DEV TİCARETHANE YATIRIMI
1998 yılında iki inşaat mühendisi Mahmut Asmalı ve Hüseyin Dinçel tarafından kurulan Akyapı 25 yılı geride bıraktı. Yeni konut ve sanayi tesisi yatırımlarıyla 4 milyon metrekare inşaat alanına ulaşacak şirketin yeni yatırımlarını Yönetim Kurulu Başkanı Hüseyin Dinçel anlattı…
* Akyapı’nın gündeminde hangi yatırımlar var?
Ümraniye’de 509 daire ve 148 ticari alandan oluşan Limonlu Bahçe Konakları ve Büyükçekmece’deki göl ve deniz manzaralı 126 özel villadan oluşan Big Country projelerimizde satış ve inşaatlar sürüyor. Şimdi de ülke ekonomisine, üretim ve istihdamına önemli katkılar sunacak, sanayi konseptli yeni proje zincirimiz olan ticarethanelere başlıyoruz. Ticarethane Hadımköy, Ticarethane Başakşehir, Ticarethane Dudullu ve yine Hadımköy’deki Ticarethane Metkap projelerimizin toplam yatırım değeri 25 milyar TL. Bu dört projemizde yaklaşık 600 bin metrekare inşaat alanı ve 1.387 adet bağımsız dükkân yer alıyor. Projelerimiz her sektörden şirketlerin, imalathanelerin, mağazaların ve yatırımcıların bütün ihtiyaçlarına yanıt verecek. Konut alanında da yeni yatırımlarımız olacak. Anadolu yakasında ciddi bir villa talebi var ve o bölgede arsa görüşmelerimiz sürüyor.
YÜZDE 377 DEĞERLENDİ
* Depremle birlikte izolatörlü bina konusu gündeme geldi. Sizin İstanbul’da böyle bir konut projeniz var. Bu projelerin devamı gelecek mi?

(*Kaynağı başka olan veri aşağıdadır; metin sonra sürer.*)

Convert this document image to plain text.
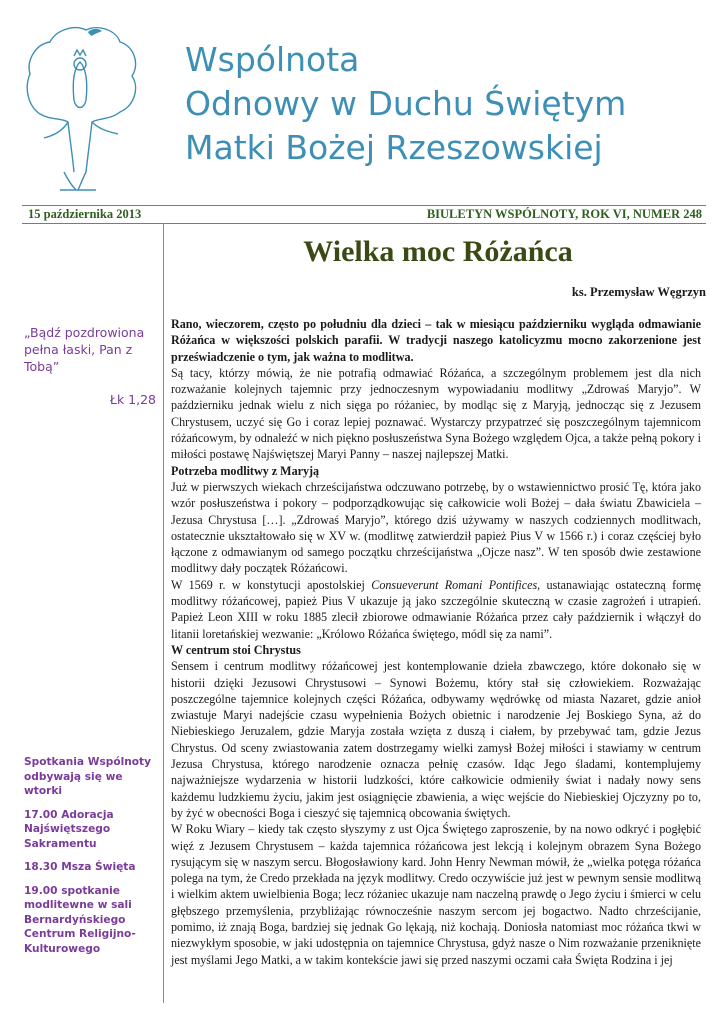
Wspólnota
Odnowy w Duchu Świętym
Matki Bożej Rzeszowskiej
15 października 2013	BIULETYN WSPÓLNOTY, ROK VI, NUMER 248
Wielka moc Różańca
ks. Przemysław Węgrzyn
„Bądź pozdrowiona pełna łaski, Pan z Tobą”
Łk 1,28

Spotkania Wspólnoty odbywają się we wtorki

17.00 Adoracja Najświętszego Sakramentu

18.30 Msza Święta

19.00 spotkanie modlitewne w sali Bernardyńskiego Centrum Religijno-Kulturowego

Rano, wieczorem, często po południu dla dzieci – tak w miesiącu październiku wygląda odmawianie Różańca w większości polskich parafii. W tradycji naszego katolicyzmu mocno zakorzenione jest przeświadczenie o tym, jak ważna to modlitwa.

Są tacy, którzy mówią, że nie potrafią odmawiać Różańca, a szczególnym problemem jest dla nich rozważanie kolejnych tajemnic przy jednoczesnym wypowiadaniu modlitwy „Zdrowaś Maryjo”. W październiku jednak wielu z nich sięga po różaniec, by modląc się z Maryją, jednocząc się z Jezusem Chrystusem, uczyć się Go i coraz lepiej poznawać. Wystarczy przypatrzeć się poszczególnym tajemnicom różańcowym, by odnaleźć w nich piękno posłuszeństwa Syna Bożego względem Ojca, a także pełną pokory i miłości postawę Najświętszej Maryi Panny – naszej najlepszej Matki.

Potrzeba modlitwy z Maryją

Już w pierwszych wiekach chrześcijaństwa odczuwano potrzebę, by o wstawiennictwo prosić Tę, która jako wzór posłuszeństwa i pokory – podporządkowując się całkowicie woli Bożej – dała światu Zbawiciela – Jezusa Chrystusa […]. „Zdrowaś Maryjo”, którego dziś używamy w naszych codziennych modlitwach, ostatecznie ukształtowało się w XV w. (modlitwę zatwierdził papież Pius V w 1566 r.) i coraz częściej było łączone z odmawianym od samego początku chrześcijaństwa „Ojcze nasz”. W ten sposób dwie zestawione modlitwy dały początek Różańcowi.

W 1569 r. w konstytucji apostolskiej Consueverunt Romani Pontifices, ustanawiając ostateczną formę modlitwy różańcowej, papież Pius V ukazuje ją jako szczególnie skuteczną w czasie zagrożeń i utrapień. Papież Leon XIII w roku 1885 zlecił zbiorowe odmawianie Różańca przez cały październik i włączył do litanii loretańskiej wezwanie: „Królowo Różańca świętego, módl się za nami”.

W centrum stoi Chrystus

Sensem i centrum modlitwy różańcowej jest kontemplowanie dzieła zbawczego, które dokonało się w historii dzięki Jezusowi Chrystusowi – Synowi Bożemu, który stał się człowiekiem. Rozważając poszczególne tajemnice kolejnych części Różańca, odbywamy wędrówkę od miasta Nazaret, gdzie anioł zwiastuje Maryi nadejście czasu wypełnienia Bożych obietnic i narodzenie Jej Boskiego Syna, aż do Niebieskiego Jeruzalem, gdzie Maryja została wzięta z duszą i ciałem, by przebywać tam, gdzie Jezus Chrystus. Od sceny zwiastowania zatem dostrzegamy wielki zamysł Bożej miłości i stawiamy w centrum Jezusa Chrystusa, którego narodzenie oznacza pełnię czasów. Idąc Jego śladami, kontemplujemy najważniejsze wydarzenia w historii ludzkości, które całkowicie odmieniły świat i nadały nowy sens każdemu ludzkiemu życiu, jakim jest osiągnięcie zbawienia, a więc wejście do Niebieskiej Ojczyzny po to, by żyć w obecności Boga i cieszyć się tajemnicą obcowania świętych.

W Roku Wiary – kiedy tak często słyszymy z ust Ojca Świętego zaproszenie, by na nowo odkryć i pogłębić więź z Jezusem Chrystusem – każda tajemnica różańcowa jest lekcją i kolejnym obrazem Syna Bożego rysującym się w naszym sercu. Błogosławiony kard. John Henry Newman mówił, że „wielka potęga różańca polega na tym, że Credo przekłada na język modlitwy. Credo oczywiście już jest w pewnym sensie modlitwą i wielkim aktem uwielbienia Boga; lecz różaniec ukazuje nam naczelną prawdę o Jego życiu i śmierci w celu głębszego przemyślenia, przybliżając równocześnie naszym sercom jej bogactwo. Nadto chrześcijanie, pomimo, iż znają Boga, bardziej się jednak Go lękają, niż kochają. Doniosła natomiast moc różańca tkwi w niezwykłym sposobie, w jaki udostępnia on tajemnice Chrystusa, gdyż nasze o Nim rozważanie przeniknięte jest myślami Jego Matki, a w takim kontekście jawi się przed naszymi oczami cała Święta Rodzina i jej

Ülkemizin deprem izolatörlü ilk ve tek toplu konut projesi olan Mavera Comfort’u Makro İnşaat’la birlikte hayata geçirdik ve teslimlerine devam ediyoruz. Projedeki değer artışına dikkat çekmek istiyorum. Satışına başladığımız Mayıs 2020 tarihinde 4+1 dairemiz 1 milyon 200 bin liraydı. O günkü kurla 176 bin dolardı. Şimdi ikinci elde değeri 14 milyon TL. Dolar bazında değer artışı yüzde 377. Bu değer artışı devam da edecek. Deprem izolatörlü bina yapımı konusunda önemli bilgi birikimimiz var ve bunu yeni projelerde de kullanacağız.